The detail was revealed in a letter from Rep. Jim Jordan (R-Ohio) to the FBI asking for a briefing on the status of the lingering case.
The Feb. 7 FBI callout to its field offices asks agents to track down “sources reporting on all [types of] threats” because the suspect’s “motive and ideology remain unknown.”
While not an entirely unusual approach, the request is an indication the case has largely stalled, said Michael German, a former FBI special agent who did undercover work on domestic terrorism cases.
“It’s not atypical in an important case that doesn’t have identified suspects for the case agent or squad supervisor to send out a memorandum asking all agents to canvas their sources. This happened regularly during the ‘Unabomber’ investigation until Ted Kaczynski was ultimately identified,” said German, who is now a fellow at the Brennan Center.
The FBI made similar callouts when investigating the Sept. 11 terrorist attacks and the wave of anthrax-laced envelopes that followed.
“But it’s often an indication that the investigation has stalled and is seeking alternative sources of information to redirect the case in a different direction,” German said.
The FBI did not immediately respond to request for comment.
The FBI has already previously turned to the public for help in the case, releasing last September new video footage of the suspect and a map outlining their path that morning.
Some have theorized the pipe bombs, placed outside each party’s national headquarters, were planted as a diversion to tie up police resources prior to Trump supporters’ storming of the Capitol on Jan. 6.
Reporting has since revealed that Vice President Harris was inside the Democratic National Committee headquarters when the bomb was discovered.
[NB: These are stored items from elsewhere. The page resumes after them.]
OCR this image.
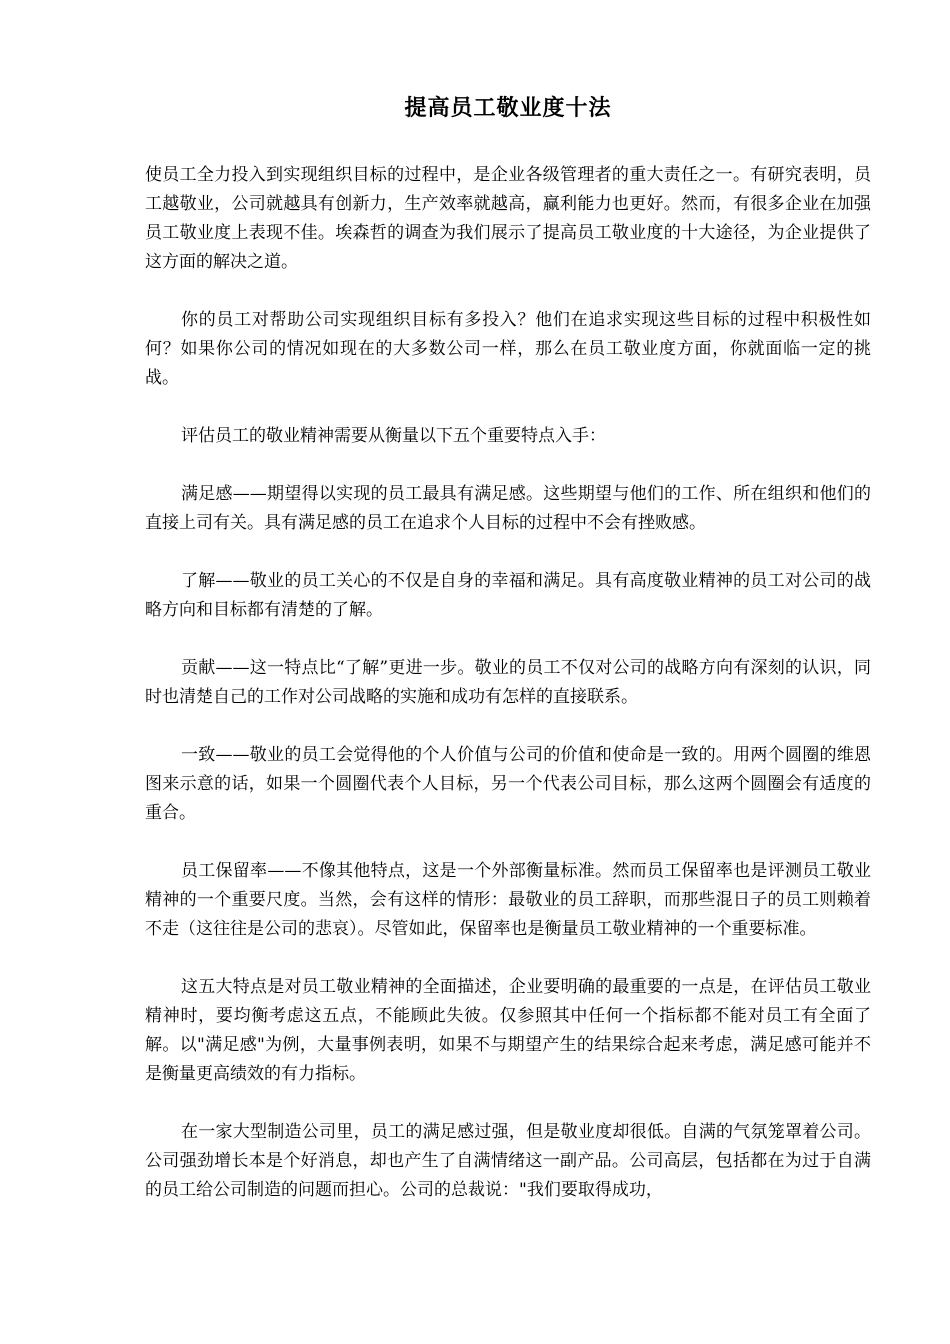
提高员工敬业度十法

使员工全力投入到实现组织目标的过程中，是企业各级管理者的重大责任之一。有研究表明，员工越敬业，公司就越具有创新力，生产效率就越高，赢利能力也更好。然而，有很多企业在加强员工敬业度上表现不佳。埃森哲的调查为我们展示了提高员工敬业度的十大途径，为企业提供了这方面的解决之道。

你的员工对帮助公司实现组织目标有多投入？他们在追求实现这些目标的过程中积极性如何？如果你公司的情况如现在的大多数公司一样，那么在员工敬业度方面，你就面临一定的挑战。

评估员工的敬业精神需要从衡量以下五个重要特点入手：

满足感——期望得以实现的员工最具有满足感。这些期望与他们的工作、所在组织和他们的直接上司有关。具有满足感的员工在追求个人目标的过程中不会有挫败感。

了解——敬业的员工关心的不仅是自身的幸福和满足。具有高度敬业精神的员工对公司的战略方向和目标都有清楚的了解。

贡献——这一特点比“了解”更进一步。敬业的员工不仅对公司的战略方向有深刻的认识，同时也清楚自己的工作对公司战略的实施和成功有怎样的直接联系。

一致——敬业的员工会觉得他的个人价值与公司的价值和使命是一致的。用两个圆圈的维恩图来示意的话，如果一个圆圈代表个人目标，另一个代表公司目标，那么这两个圆圈会有适度的重合。

员工保留率——不像其他特点，这是一个外部衡量标准。然而员工保留率也是评测员工敬业精神的一个重要尺度。当然，会有这样的情形：最敬业的员工辞职，而那些混日子的员工则赖着不走（这往往是公司的悲哀）。尽管如此，保留率也是衡量员工敬业精神的一个重要标准。

这五大特点是对员工敬业精神的全面描述，企业要明确的最重要的一点是，在评估员工敬业精神时，要均衡考虑这五点，不能顾此失彼。仅参照其中任何一个指标都不能对员工有全面了解。以"满足感"为例，大量事例表明，如果不与期望产生的结果综合起来考虑，满足感可能并不是衡量更高绩效的有力指标。

在一家大型制造公司里，员工的满足感过强，但是敬业度却很低。自满的气氛笼罩着公司。公司强劲增长本是个好消息，却也产生了自满情绪这一副产品。公司高层，包括都在为过于自满的员工给公司制造的问题而担心。公司的总裁说："我们要取得成功，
German said the FBI would be unlikely to make a callout for canvassing from its field offices if it was close to making an arrest in the case, as such memos often elicit a substantial volume of information, giving a suspect’s defense attorney a window to “challenge why some kooky leads weren’t chased down to the ground.”
“It’s not that they haven’t made progress. I’m sure they’ve chased thousands of leads and are working every piece of forensic evidence to its final conclusion. I’m sure they are working very hard on it, but sometimes, without a suspect, you run out and you need additional help,” German said.
And he said the effort can bring in new helpful evidence: “The reason they do it is it sometimes works.”